Depicted here are the sagittal (A–C) and transverse (D–F) images of the lumbar spinal cord, accompanied by transverse images (G–J) of the primary brain masses. The sequences are T2-weighted images (T2WI), T1-weighted images (T1WI), and T1WI with contrast from right to left in each row. The masses appear to be intradural extramedullary and of heterogeneous intensity ventral to the spinal cord on T2WI within the subarachnoid space over the L5 to L7 vertebral bodies (C, F). The masses appear isointense on T1WI (B, E) and show homogenous contrast enhancement (A, D). In images (G–J), transverse sections of the brain show a mass associated with the right brainstem in the region of the cerebellomedullarypontine angle. The mass has a broad base against the temporal bone. T1WI, T1-weighted images; T2WI, T2-weighted images.

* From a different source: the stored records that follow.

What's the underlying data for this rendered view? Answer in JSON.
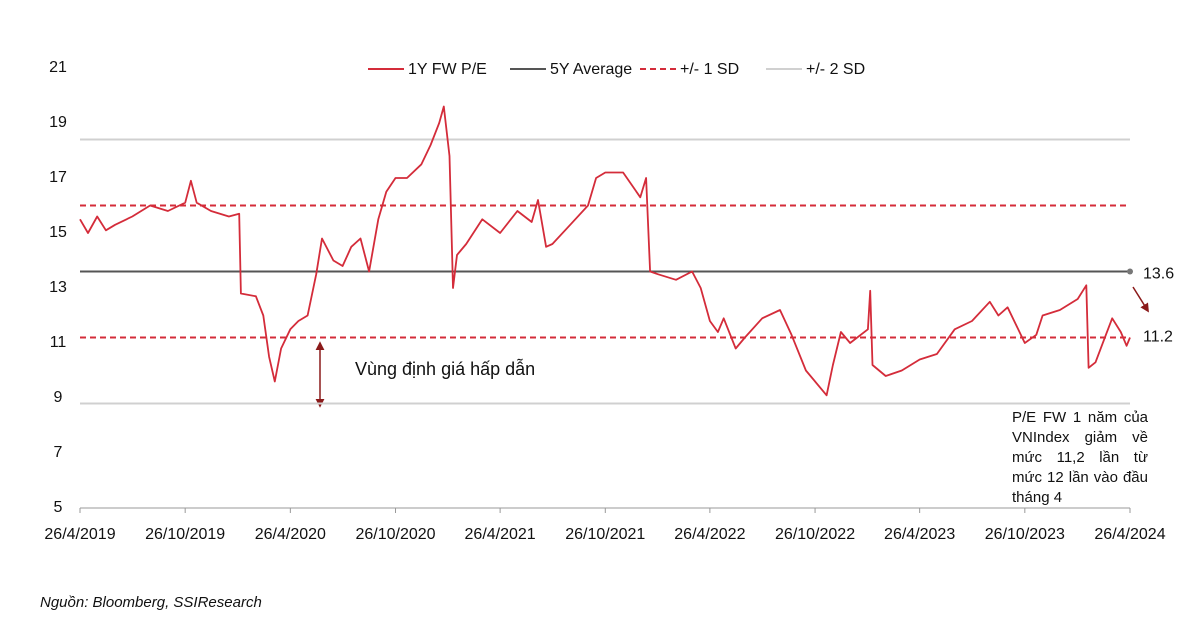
{
  "chart_data": {
    "type": "line",
    "x": [
      "26/4/2019",
      "10/5/2019",
      "26/5/2019",
      "10/6/2019",
      "26/6/2019",
      "26/7/2019",
      "26/8/2019",
      "26/9/2019",
      "26/10/2019",
      "5/11/2019",
      "15/11/2019",
      "10/12/2019",
      "10/1/2020",
      "28/1/2020",
      "31/1/2020",
      "26/2/2020",
      "10/3/2020",
      "20/3/2020",
      "30/3/2020",
      "10/4/2020",
      "26/4/2020",
      "10/5/2020",
      "26/5/2020",
      "10/6/2020",
      "20/6/2020",
      "10/7/2020",
      "26/7/2020",
      "10/8/2020",
      "26/8/2020",
      "10/9/2020",
      "26/9/2020",
      "10/10/2020",
      "26/10/2020",
      "15/11/2020",
      "10/12/2020",
      "26/12/2020",
      "10/1/2021",
      "18/1/2021",
      "28/1/2021",
      "3/2/2021",
      "10/2/2021",
      "26/2/2021",
      "26/3/2021",
      "26/4/2021",
      "26/5/2021",
      "20/6/2021",
      "1/7/2021",
      "15/7/2021",
      "26/7/2021",
      "26/8/2021",
      "26/9/2021",
      "10/10/2021",
      "26/10/2021",
      "26/11/2021",
      "26/12/2021",
      "5/1/2022",
      "12/1/2022",
      "26/1/2022",
      "26/2/2022",
      "26/3/2022",
      "10/4/2022",
      "26/4/2022",
      "10/5/2022",
      "20/5/2022",
      "10/6/2022",
      "26/6/2022",
      "26/7/2022",
      "26/8/2022",
      "15/9/2022",
      "10/10/2022",
      "26/10/2022",
      "15/11/2022",
      "26/11/2022",
      "10/12/2022",
      "26/12/2022",
      "26/1/2023",
      "30/1/2023",
      "3/2/2023",
      "26/2/2023",
      "26/3/2023",
      "26/4/2023",
      "26/5/2023",
      "26/6/2023",
      "26/7/2023",
      "26/8/2023",
      "10/9/2023",
      "26/9/2023",
      "26/10/2023",
      "15/11/2023",
      "26/11/2023",
      "26/12/2023",
      "26/1/2024",
      "10/2/2024",
      "14/2/2024",
      "26/2/2024",
      "15/3/2024",
      "26/3/2024",
      "10/4/2024",
      "20/4/2024",
      "26/4/2024"
    ],
    "series": [
      {
        "name": "1Y FW P/E",
        "color": "#d42c3a",
        "values": [
          15.5,
          15.0,
          15.6,
          15.1,
          15.3,
          15.6,
          16.0,
          15.8,
          16.1,
          16.9,
          16.1,
          15.8,
          15.6,
          15.7,
          12.8,
          12.7,
          12.0,
          10.5,
          9.6,
          10.8,
          11.5,
          11.8,
          12.0,
          13.5,
          14.8,
          14.0,
          13.8,
          14.5,
          14.8,
          13.6,
          15.5,
          16.5,
          17.0,
          17.0,
          17.5,
          18.2,
          19.0,
          19.6,
          17.8,
          13.0,
          14.2,
          14.6,
          15.5,
          15.0,
          15.8,
          15.4,
          16.2,
          14.5,
          14.6,
          15.3,
          16.0,
          17.0,
          17.2,
          17.2,
          16.3,
          17.0,
          13.6,
          13.5,
          13.3,
          13.6,
          13.0,
          11.8,
          11.4,
          11.9,
          10.8,
          11.2,
          11.9,
          12.2,
          11.3,
          10.0,
          9.6,
          9.1,
          10.2,
          11.4,
          11.0,
          11.5,
          12.9,
          10.2,
          9.8,
          10.0,
          10.4,
          10.6,
          11.5,
          11.8,
          12.5,
          12.0,
          12.3,
          11.0,
          11.3,
          12.0,
          12.2,
          12.6,
          13.1,
          10.1,
          10.3,
          11.3,
          11.9,
          11.4,
          10.9,
          11.2
        ]
      }
    ],
    "hlines": [
      {
        "name": "5Y Average",
        "color": "#555555",
        "style": "solid",
        "values": [
          13.6
        ]
      },
      {
        "name": "+/- 1 SD",
        "color": "#d42c3a",
        "style": "dashed",
        "values": [
          16.0,
          11.2
        ]
      },
      {
        "name": "+/- 2 SD",
        "color": "#d0d0d0",
        "style": "solid",
        "values": [
          18.4,
          8.8
        ]
      }
    ],
    "xlim": [
      "26/4/2019",
      "26/4/2024"
    ],
    "xticks": [
      "26/4/2019",
      "26/10/2019",
      "26/4/2020",
      "26/10/2020",
      "26/4/2021",
      "26/10/2021",
      "26/4/2022",
      "26/10/2022",
      "26/4/2023",
      "26/10/2023",
      "26/4/2024"
    ],
    "ylim": [
      5,
      21
    ],
    "yticks": [
      5,
      7,
      9,
      11,
      13,
      15,
      17,
      19,
      21
    ],
    "annotations": [
      "Vùng định giá hấp dẫn",
      "P/E FW 1 năm của VNIndex giảm về mức 11,2 lần từ mức 12 lần vào đầu tháng 4"
    ],
    "source": "Nguồn: Bloomberg, SSIResearch"
  }
}
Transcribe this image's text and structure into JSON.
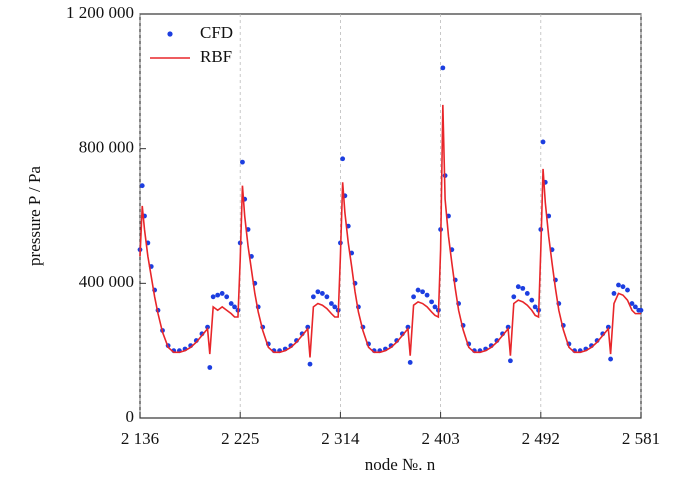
{
  "chart_data": {
    "type": "scatter-line",
    "xlabel": "node №. n",
    "ylabel": "pressure P / Pa",
    "xlim": [
      2136,
      2581
    ],
    "xticks": [
      {
        "value": 2136,
        "label": "2 136"
      },
      {
        "value": 2225,
        "label": "2 225"
      },
      {
        "value": 2314,
        "label": "2 314"
      },
      {
        "value": 2403,
        "label": "2 403"
      },
      {
        "value": 2492,
        "label": "2 492"
      },
      {
        "value": 2581,
        "label": "2 581"
      }
    ],
    "ylim": [
      0,
      1200000
    ],
    "yticks": [
      0,
      {
        "value": 400000,
        "label": "400 000"
      },
      {
        "value": 800000,
        "label": "800 000"
      },
      {
        "value": 1200000,
        "label": "1 200 000"
      }
    ],
    "grid": "x",
    "legend": "upper left",
    "x": [
      2136,
      2138,
      2140,
      2143,
      2146,
      2149,
      2152,
      2156,
      2161,
      2166,
      2171,
      2176,
      2181,
      2186,
      2191,
      2196,
      2198,
      2201,
      2205,
      2209,
      2213,
      2217,
      2220,
      2223,
      2225,
      2227,
      2229,
      2232,
      2235,
      2238,
      2241,
      2245,
      2250,
      2255,
      2260,
      2265,
      2270,
      2275,
      2280,
      2285,
      2287,
      2290,
      2294,
      2298,
      2302,
      2306,
      2309,
      2312,
      2314,
      2316,
      2318,
      2321,
      2324,
      2327,
      2330,
      2334,
      2339,
      2344,
      2349,
      2354,
      2359,
      2364,
      2369,
      2374,
      2376,
      2379,
      2383,
      2387,
      2391,
      2395,
      2398,
      2401,
      2403,
      2405,
      2407,
      2410,
      2413,
      2416,
      2419,
      2423,
      2428,
      2433,
      2438,
      2443,
      2448,
      2453,
      2458,
      2463,
      2465,
      2468,
      2472,
      2476,
      2480,
      2484,
      2487,
      2490,
      2492,
      2494,
      2496,
      2499,
      2502,
      2505,
      2508,
      2512,
      2517,
      2522,
      2527,
      2532,
      2537,
      2542,
      2547,
      2552,
      2554,
      2557,
      2561,
      2565,
      2569,
      2573,
      2576,
      2579,
      2581
    ],
    "series": [
      {
        "name": "CFD",
        "color": "#1c3ee0",
        "style": "points",
        "values": [
          500000,
          690000,
          600000,
          520000,
          450000,
          380000,
          320000,
          260000,
          215000,
          200000,
          200000,
          205000,
          215000,
          230000,
          250000,
          270000,
          150000,
          360000,
          365000,
          370000,
          360000,
          340000,
          330000,
          320000,
          520000,
          760000,
          650000,
          560000,
          480000,
          400000,
          330000,
          270000,
          220000,
          200000,
          200000,
          205000,
          215000,
          230000,
          250000,
          270000,
          160000,
          360000,
          375000,
          370000,
          360000,
          340000,
          330000,
          320000,
          520000,
          770000,
          660000,
          570000,
          490000,
          400000,
          330000,
          270000,
          220000,
          200000,
          200000,
          205000,
          215000,
          230000,
          250000,
          270000,
          165000,
          360000,
          380000,
          375000,
          365000,
          345000,
          330000,
          320000,
          560000,
          1040000,
          720000,
          600000,
          500000,
          410000,
          340000,
          275000,
          220000,
          200000,
          200000,
          205000,
          215000,
          230000,
          250000,
          270000,
          170000,
          360000,
          390000,
          385000,
          370000,
          350000,
          330000,
          320000,
          560000,
          820000,
          700000,
          600000,
          500000,
          410000,
          340000,
          275000,
          220000,
          200000,
          200000,
          205000,
          215000,
          230000,
          250000,
          270000,
          175000,
          370000,
          395000,
          390000,
          380000,
          340000,
          330000,
          320000,
          320000
        ]
      },
      {
        "name": "RBF",
        "color": "#e8262a",
        "style": "line",
        "values": [
          480000,
          630000,
          560000,
          480000,
          420000,
          360000,
          310000,
          255000,
          210000,
          195000,
          195000,
          200000,
          210000,
          225000,
          245000,
          265000,
          190000,
          330000,
          320000,
          330000,
          320000,
          310000,
          300000,
          300000,
          470000,
          690000,
          600000,
          510000,
          440000,
          370000,
          315000,
          260000,
          210000,
          195000,
          195000,
          200000,
          210000,
          225000,
          245000,
          265000,
          180000,
          330000,
          340000,
          335000,
          325000,
          310000,
          300000,
          300000,
          480000,
          700000,
          610000,
          520000,
          450000,
          375000,
          315000,
          260000,
          210000,
          195000,
          195000,
          200000,
          210000,
          225000,
          245000,
          265000,
          185000,
          335000,
          345000,
          340000,
          330000,
          315000,
          305000,
          300000,
          500000,
          930000,
          650000,
          540000,
          460000,
          385000,
          320000,
          262000,
          210000,
          195000,
          195000,
          200000,
          210000,
          225000,
          245000,
          265000,
          185000,
          340000,
          350000,
          345000,
          335000,
          320000,
          305000,
          300000,
          500000,
          740000,
          640000,
          540000,
          460000,
          385000,
          320000,
          262000,
          210000,
          195000,
          195000,
          200000,
          210000,
          225000,
          245000,
          265000,
          190000,
          340000,
          370000,
          365000,
          350000,
          320000,
          310000,
          310000,
          310000
        ]
      }
    ]
  }
}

Transverse sections of the mass at multiple levels. (A) shows a gross transverse section of the brain at the level of the hippocampus and rostral medulla oblongata at the level of the mesencephalic aqueduct. The arrows highlight the mass located within the subarachnoid space rostral to the cerebellum. (B) shows the mass at the same level in hemotoxylin and eosin stain. The papilliform mass can be seen arising adjacent to pons and within the subarachnoid space. At higher magnification, (C) shows the characteristic cuboidal epithelium creating a papillary appearance common to choroid plexus tumors. Images (D) and (E) demonstrate the drop metastasis at the level of C6 and L2, respectively. Basophilic staining masses are seen adjacent to the spinal cord within the meninges due to their seeding through the cerebrospinal fluid.